Y quedan también las secuelas sanitarias asociadas a la enfermedad. Lo que la experiencia de las pandemias del pasado revela es que, para una parte de la población que enferma, la salud se ve seriamente afectada durante años, reduciendo así su capital humano, empeorando sus perspectivas de empleo y trasladando sobre sus hijos una carga que reduce su nivel educativo y su renta futura. Algunos estudios sobre la gripe española señalan que este tipo de efectos adversos se extendieron hasta la tercera generación. Con el covid-19 pudiera pasar lo mismo, y ya hay indicios de ello en los estudios clínicos. Por tal motivo, tanto desde la perspectiva sanitaria como desde la ocupacional y educativa, los Gobiernos, en este caso sobre todo los autonómicos, deberían prepararse para arbitrar medidas a largo plazo que palíen este tipo de efectos negativos.
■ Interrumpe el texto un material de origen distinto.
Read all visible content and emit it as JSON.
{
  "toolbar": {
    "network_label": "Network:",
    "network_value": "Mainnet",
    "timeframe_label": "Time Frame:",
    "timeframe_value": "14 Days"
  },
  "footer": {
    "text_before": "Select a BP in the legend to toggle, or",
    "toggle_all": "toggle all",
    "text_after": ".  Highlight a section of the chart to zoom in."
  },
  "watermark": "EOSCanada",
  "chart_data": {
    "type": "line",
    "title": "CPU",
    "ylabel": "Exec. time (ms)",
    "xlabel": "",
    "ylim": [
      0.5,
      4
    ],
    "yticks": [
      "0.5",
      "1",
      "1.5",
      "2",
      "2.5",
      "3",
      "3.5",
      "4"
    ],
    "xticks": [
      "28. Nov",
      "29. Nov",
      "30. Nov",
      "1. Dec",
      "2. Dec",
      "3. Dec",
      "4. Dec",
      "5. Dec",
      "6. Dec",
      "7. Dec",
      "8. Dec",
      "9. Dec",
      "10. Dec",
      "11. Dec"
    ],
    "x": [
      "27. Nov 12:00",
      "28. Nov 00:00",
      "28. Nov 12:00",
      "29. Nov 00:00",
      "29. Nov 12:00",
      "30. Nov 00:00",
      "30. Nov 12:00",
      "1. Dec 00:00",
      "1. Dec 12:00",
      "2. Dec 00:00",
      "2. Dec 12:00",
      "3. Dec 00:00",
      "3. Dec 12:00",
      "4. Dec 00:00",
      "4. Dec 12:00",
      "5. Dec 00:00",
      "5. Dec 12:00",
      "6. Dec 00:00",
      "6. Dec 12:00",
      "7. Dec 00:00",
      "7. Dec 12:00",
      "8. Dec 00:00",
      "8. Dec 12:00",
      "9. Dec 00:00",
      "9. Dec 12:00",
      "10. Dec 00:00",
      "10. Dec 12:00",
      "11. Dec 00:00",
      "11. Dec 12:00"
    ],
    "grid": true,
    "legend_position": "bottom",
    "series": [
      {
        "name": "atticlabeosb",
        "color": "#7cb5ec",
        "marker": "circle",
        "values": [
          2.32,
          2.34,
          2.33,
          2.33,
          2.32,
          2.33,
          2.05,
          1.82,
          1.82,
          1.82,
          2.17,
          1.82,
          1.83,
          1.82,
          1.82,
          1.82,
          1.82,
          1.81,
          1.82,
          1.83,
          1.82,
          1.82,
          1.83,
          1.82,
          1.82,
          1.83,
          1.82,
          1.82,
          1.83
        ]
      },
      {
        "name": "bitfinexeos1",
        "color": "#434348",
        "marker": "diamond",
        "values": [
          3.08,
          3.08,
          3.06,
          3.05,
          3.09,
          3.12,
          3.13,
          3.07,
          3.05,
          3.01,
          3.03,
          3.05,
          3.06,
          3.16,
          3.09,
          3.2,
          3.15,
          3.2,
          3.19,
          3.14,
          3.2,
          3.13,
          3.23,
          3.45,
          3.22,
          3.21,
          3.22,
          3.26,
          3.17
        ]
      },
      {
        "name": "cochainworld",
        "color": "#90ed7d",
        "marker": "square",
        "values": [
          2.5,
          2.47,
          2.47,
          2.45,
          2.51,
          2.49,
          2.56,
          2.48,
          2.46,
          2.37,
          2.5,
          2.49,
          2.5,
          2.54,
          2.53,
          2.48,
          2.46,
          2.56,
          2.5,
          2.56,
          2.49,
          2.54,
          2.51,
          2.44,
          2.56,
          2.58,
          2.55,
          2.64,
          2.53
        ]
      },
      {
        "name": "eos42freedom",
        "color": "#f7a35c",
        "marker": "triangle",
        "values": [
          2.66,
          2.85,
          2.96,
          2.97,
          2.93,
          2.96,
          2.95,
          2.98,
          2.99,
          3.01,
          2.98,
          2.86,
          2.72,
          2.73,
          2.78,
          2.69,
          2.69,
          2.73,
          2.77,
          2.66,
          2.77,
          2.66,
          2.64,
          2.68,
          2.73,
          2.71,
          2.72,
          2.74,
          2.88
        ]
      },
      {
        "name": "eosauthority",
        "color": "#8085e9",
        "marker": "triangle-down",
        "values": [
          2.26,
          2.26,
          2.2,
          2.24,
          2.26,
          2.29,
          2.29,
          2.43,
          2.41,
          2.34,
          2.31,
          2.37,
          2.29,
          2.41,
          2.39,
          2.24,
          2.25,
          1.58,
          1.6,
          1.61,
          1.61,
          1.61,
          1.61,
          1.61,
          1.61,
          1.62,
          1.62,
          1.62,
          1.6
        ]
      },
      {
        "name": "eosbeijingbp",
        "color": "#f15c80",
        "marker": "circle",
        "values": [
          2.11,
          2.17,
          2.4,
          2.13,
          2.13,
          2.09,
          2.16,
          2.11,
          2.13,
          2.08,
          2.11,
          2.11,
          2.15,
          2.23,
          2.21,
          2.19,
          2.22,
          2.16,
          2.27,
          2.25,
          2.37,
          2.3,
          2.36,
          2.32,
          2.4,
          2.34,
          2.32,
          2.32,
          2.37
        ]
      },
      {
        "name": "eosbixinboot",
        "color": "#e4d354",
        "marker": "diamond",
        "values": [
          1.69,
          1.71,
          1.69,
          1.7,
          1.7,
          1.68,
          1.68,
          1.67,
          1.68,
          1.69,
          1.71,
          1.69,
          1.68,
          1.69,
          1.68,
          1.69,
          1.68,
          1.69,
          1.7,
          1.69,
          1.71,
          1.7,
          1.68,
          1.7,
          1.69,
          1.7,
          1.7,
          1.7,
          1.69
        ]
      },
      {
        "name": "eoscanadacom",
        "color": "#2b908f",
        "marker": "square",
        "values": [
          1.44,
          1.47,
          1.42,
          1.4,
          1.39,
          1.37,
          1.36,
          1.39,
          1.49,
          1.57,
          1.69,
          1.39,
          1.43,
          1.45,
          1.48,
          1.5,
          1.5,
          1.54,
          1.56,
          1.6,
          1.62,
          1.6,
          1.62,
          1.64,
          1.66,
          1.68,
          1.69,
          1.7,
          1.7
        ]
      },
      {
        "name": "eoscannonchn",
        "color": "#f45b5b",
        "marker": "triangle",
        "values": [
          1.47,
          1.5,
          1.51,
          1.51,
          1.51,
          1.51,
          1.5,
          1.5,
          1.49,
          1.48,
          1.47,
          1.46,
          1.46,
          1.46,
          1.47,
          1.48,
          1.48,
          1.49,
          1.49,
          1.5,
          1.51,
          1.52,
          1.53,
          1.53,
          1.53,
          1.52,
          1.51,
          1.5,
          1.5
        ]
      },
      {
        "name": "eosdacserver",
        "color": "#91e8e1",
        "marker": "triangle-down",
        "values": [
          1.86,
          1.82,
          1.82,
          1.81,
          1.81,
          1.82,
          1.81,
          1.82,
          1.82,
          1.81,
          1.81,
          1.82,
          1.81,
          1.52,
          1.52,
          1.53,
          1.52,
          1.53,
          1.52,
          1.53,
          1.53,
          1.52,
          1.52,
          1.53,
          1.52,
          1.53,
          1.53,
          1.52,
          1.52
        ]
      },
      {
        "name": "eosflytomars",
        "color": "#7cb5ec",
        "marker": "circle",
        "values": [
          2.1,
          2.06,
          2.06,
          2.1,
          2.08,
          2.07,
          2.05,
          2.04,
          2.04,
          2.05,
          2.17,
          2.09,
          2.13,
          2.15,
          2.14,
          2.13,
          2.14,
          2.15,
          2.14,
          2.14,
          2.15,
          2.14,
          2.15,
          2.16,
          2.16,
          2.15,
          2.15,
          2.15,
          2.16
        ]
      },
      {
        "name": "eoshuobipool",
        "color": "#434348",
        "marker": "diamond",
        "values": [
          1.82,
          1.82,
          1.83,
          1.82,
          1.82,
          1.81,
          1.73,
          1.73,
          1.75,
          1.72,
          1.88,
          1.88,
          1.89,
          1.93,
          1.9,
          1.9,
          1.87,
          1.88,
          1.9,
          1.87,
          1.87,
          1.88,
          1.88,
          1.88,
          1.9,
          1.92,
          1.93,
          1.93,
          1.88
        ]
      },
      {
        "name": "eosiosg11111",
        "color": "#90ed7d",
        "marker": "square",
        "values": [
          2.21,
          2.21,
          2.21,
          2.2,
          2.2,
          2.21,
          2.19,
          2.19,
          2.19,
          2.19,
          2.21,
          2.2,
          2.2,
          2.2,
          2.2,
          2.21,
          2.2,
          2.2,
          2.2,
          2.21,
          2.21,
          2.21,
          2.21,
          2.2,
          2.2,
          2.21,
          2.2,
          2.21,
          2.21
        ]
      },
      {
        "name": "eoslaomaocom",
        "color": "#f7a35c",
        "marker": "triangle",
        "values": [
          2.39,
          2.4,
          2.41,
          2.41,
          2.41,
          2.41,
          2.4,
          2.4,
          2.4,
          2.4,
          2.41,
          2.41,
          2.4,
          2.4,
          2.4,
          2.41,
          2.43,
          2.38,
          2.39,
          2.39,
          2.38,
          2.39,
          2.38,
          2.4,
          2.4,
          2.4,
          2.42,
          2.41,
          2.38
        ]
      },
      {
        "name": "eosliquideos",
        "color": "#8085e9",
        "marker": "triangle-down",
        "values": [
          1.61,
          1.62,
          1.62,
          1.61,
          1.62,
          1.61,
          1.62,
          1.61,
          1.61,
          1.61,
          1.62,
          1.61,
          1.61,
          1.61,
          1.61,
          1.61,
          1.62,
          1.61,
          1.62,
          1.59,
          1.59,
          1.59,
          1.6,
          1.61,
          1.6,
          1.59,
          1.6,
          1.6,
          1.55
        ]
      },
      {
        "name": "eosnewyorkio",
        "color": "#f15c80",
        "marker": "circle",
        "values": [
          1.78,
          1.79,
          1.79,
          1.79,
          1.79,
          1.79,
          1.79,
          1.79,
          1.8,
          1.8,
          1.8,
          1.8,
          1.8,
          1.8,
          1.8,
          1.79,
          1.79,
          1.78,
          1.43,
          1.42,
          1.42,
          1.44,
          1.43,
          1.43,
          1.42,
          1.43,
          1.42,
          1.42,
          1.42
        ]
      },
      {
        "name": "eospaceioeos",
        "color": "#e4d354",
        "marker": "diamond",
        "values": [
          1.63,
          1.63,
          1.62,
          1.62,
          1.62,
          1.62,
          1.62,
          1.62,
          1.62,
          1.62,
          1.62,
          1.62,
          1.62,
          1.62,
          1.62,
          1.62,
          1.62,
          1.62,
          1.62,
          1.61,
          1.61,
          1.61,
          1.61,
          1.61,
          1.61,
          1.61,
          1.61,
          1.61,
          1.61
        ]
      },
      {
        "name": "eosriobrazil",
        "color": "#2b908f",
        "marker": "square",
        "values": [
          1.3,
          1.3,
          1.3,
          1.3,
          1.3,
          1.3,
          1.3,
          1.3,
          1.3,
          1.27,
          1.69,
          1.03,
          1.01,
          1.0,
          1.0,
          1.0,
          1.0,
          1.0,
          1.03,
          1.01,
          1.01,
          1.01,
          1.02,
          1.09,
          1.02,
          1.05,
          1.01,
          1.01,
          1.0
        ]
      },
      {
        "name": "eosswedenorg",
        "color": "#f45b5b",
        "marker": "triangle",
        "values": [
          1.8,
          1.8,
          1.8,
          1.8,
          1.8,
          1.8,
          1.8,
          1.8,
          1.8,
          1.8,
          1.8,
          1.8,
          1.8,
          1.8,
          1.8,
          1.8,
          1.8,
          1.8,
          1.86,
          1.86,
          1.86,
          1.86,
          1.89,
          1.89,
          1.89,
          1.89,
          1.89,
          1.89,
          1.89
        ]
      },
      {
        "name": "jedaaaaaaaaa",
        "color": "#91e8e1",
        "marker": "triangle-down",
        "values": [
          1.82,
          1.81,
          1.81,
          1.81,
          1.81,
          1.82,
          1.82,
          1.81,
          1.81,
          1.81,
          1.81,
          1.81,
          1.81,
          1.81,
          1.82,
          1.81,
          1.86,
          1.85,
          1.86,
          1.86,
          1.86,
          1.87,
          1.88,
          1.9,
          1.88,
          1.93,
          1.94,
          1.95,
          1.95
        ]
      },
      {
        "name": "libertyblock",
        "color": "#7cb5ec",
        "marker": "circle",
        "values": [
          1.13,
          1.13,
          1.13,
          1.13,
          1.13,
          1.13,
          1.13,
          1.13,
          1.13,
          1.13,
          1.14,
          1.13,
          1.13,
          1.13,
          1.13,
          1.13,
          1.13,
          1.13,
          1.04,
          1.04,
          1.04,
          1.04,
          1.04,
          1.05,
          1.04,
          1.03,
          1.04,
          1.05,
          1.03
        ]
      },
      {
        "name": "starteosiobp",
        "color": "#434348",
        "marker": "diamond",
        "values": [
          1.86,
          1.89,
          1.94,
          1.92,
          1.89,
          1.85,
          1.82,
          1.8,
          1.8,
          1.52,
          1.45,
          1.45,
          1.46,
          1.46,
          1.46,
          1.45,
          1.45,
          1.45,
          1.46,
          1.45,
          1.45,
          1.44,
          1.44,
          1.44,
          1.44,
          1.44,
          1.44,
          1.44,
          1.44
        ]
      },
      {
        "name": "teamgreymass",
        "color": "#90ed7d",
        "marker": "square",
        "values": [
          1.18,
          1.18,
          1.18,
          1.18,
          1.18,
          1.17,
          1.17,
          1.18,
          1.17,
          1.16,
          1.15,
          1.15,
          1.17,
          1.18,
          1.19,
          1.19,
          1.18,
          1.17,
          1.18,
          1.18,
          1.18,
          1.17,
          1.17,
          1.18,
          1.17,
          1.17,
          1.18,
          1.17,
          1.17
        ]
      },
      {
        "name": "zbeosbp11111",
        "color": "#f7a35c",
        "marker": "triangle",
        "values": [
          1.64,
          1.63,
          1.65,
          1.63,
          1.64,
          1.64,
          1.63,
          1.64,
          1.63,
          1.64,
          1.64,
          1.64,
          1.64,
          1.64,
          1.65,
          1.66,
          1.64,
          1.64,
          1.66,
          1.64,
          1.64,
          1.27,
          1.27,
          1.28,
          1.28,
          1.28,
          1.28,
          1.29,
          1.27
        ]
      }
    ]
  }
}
Me temo no haber agotado la agenda de los problemas pospandémicos que, mejor o peor, la sociedad española tendrá que afrontar tanto en lo inmediato como en los próximos años. Pero bastan los cinco campos que he mencionado para comprobar que no estamos bien preparados. Así que dejemos a un lado la ilusoria consigna de que con las vacunas y los dineros europeos habremos derrotado al virus y pongámonos rápidamente a la difícil tarea de arreglarlos.